Expand the Response Time History metric group, and drag Average Response Time and Percent Loss to a new chart.
- To investigate the load, add Average CPU Load and Average Percent Memory metrics to a new graph. Add the memory load in percent to be able to compare the two metrics.
In this example, the CPU load is low (about 5%). The used Average Percent Memory is 18.7%, and so it is not the cause of the issue. The issue might be caused by the allocation of buffer for sending packets.
- Investigate whether it is a buffer issue:
- Add the Total Number of Buffer Misses to a new graph. In this scenario, there are spikes in the Total Number of Buffer Misses graph.
- To find out whether they are caused by a lack of RAM, add Buffer Misses due to No RAM to the Buffer Misses chart.
In this example, Buffer Misses due to no RAM are zero, so insufficient RAM is not the cause of the spikes in buffer misses.
- To investigate the buffer misses, add metrics for all types of buffer misses into a new graph.
The following example shows the size of the packets that are being dropped.
In this scenario, all buffer misses values are zero except for small buffer misses.
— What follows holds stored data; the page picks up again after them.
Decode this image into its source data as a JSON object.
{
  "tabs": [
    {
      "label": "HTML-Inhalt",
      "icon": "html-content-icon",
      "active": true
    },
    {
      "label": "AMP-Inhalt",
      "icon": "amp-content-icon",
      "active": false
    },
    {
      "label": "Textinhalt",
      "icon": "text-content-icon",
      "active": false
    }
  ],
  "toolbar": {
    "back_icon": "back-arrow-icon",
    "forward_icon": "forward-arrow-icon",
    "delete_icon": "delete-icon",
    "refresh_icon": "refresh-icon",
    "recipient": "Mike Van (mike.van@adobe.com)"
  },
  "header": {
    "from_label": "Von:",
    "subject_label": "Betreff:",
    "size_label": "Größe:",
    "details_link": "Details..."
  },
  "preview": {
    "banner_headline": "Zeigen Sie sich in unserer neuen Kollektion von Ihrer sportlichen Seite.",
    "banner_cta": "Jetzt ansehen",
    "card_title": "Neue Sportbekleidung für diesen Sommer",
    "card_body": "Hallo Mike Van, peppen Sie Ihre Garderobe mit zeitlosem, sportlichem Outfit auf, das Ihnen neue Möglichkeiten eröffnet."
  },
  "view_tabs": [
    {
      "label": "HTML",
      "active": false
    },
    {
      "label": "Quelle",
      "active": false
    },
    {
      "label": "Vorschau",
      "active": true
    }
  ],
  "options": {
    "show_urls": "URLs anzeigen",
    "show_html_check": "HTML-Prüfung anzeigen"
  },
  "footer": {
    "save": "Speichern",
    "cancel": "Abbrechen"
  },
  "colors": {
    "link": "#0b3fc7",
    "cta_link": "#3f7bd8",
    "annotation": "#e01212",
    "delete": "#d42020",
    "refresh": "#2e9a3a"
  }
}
Small buffer misses are thus the cause of the issue. To resolve the issue, increase the buffer size for small buffers, or configure the router to have a larger boundary.
The graph shows that both average response time and percent packet loss are low. The response time ranges from 2 to 7 ms.
- To share the dashboard, simply share the URL. The URL contains all data to recreate the view.
- To keep the featured metrics in the dashboard for later use, click Save and enter a name for the Performance Analysis project. You can click Load to view the project again.